Thursday, May 08, 2008

Local TV news - NBC sees the future and doesn't like it much

Most interesting announcement this week from NBC about how it is redoing its news operation out of WNBC in New York -- and it's hardly a ringing endorsement for local TV as we now know it.

According to the New York Times article, NBC is shifting the station's resources, de-emphasizing the station (WNBC is coming off the Web site and it will just be called NBC New York) to be part of a "content center" that will feed a 24-hour cable channel as well as gas pumps, taxi cab screens, etc. In that, it's smart. "Convergence" means a lot more than just print, broadcast and online.

But a few bon mots from John Wallace, NBC's new president for "local media" (again, de-emphasizing the "station" aspect).

Mr. Wallace said that local television “has a perception issue right now as to whether it is a sustainable business long term.” Once a huge generator of cash for media companies, local stations now have an “eroding and aging” audience and have become “slow-growth business,” Mr. Wallace said, adding that their revenue growth averages between 1 percent and 3 percent.

“We look at our content, and we believe it’s relevant content,” Mr. Wallace said. “It’s just not convenient because of the way people’s lives have changed with technology.” ...

Providing round-the-clock live news will not require NBC to hire more employees for the new channel; it plans to rely instead on expanding the duties of its present staff members, which Mr. Wallace called “a work-flow change.” He said, “There will be no added staff. We’ll just use them differently.”

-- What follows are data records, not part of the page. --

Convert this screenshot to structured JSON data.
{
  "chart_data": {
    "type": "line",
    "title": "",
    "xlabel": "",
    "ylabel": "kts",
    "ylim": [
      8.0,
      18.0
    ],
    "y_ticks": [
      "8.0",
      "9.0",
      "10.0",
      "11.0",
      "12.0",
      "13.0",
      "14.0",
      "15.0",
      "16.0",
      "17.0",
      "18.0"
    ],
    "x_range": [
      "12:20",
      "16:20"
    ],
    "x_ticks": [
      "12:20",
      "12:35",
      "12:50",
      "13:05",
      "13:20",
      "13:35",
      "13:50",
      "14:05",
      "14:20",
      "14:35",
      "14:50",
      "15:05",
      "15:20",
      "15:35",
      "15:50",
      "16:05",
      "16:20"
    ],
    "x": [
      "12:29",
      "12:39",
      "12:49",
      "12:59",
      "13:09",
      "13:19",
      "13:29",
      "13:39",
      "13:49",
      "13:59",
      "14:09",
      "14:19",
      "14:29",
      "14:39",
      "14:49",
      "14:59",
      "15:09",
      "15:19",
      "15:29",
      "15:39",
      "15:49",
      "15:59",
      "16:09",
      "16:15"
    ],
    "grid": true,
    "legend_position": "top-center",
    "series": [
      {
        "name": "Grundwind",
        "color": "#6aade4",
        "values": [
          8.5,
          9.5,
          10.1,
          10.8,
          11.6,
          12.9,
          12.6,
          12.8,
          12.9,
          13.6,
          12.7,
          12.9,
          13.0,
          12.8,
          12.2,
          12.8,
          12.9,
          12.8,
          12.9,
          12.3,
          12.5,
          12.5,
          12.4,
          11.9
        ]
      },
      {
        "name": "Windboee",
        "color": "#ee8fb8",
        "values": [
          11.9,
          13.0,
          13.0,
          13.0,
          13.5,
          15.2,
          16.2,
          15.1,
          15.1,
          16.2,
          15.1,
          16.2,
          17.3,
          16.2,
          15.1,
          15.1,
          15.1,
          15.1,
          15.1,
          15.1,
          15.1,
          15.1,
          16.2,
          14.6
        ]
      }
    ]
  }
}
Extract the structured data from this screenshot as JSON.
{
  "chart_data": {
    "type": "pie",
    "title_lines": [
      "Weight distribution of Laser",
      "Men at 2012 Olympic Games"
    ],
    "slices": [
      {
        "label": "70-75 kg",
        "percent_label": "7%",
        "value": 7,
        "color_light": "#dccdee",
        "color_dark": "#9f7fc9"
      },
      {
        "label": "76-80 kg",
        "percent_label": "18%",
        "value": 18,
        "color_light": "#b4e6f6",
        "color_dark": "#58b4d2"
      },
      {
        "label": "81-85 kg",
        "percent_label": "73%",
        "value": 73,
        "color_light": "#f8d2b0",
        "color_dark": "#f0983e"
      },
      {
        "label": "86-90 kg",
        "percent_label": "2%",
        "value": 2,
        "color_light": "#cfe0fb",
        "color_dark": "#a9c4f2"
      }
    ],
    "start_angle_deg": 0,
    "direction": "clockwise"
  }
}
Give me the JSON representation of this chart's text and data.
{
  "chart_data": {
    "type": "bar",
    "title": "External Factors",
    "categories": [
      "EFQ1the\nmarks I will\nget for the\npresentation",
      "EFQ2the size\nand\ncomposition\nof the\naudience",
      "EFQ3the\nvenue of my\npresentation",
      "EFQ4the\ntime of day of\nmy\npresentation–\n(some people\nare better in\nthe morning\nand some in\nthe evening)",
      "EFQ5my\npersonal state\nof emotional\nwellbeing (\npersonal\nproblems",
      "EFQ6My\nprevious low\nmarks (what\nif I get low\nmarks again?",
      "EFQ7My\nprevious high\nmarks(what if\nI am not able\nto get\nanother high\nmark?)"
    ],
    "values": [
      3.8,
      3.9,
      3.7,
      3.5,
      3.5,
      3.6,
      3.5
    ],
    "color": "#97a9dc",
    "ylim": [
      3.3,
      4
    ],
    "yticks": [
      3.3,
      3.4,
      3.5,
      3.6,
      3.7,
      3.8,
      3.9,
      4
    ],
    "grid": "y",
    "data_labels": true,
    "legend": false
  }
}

Producers, for example, whose previous focus had been “getting the show on the air at the assigned time,” will be retrained to produce video segments instead of shows, with the goal being to spread the segments across various local NBC platforms, be they the news channel, the Web site or the taxis.

He said he expected "some natural resistance." Well, at least he's not laying it between the lines, huh? I wonder if broadcast journalism programs across the country are paying attention.

If it works in New York, NBC plans to expand it to its other large-market stations. I doubt this would work the same way in smaller markets (not enough taxis after all {grin}). But, of course, if NBC pulls this off with the same (I'm betting eventually smaller) staff in the larger markets, then we all know others will be watching and we know what rolls downhill ...

Chuck Fadley of the Miami Herald and proprietor of the Yahoo newspaper video group had insightful comments, noting that this could also be a direct competitor to newspaper Web sites during the office day when a lot of people go to local news sites for breaking news. In response, Bill Dunphy warned that if it becomes a head-to-head situation, newspapers could be the ones that eventually suffer -- while they are better staffed, it's hard to compete with that much additional overhead.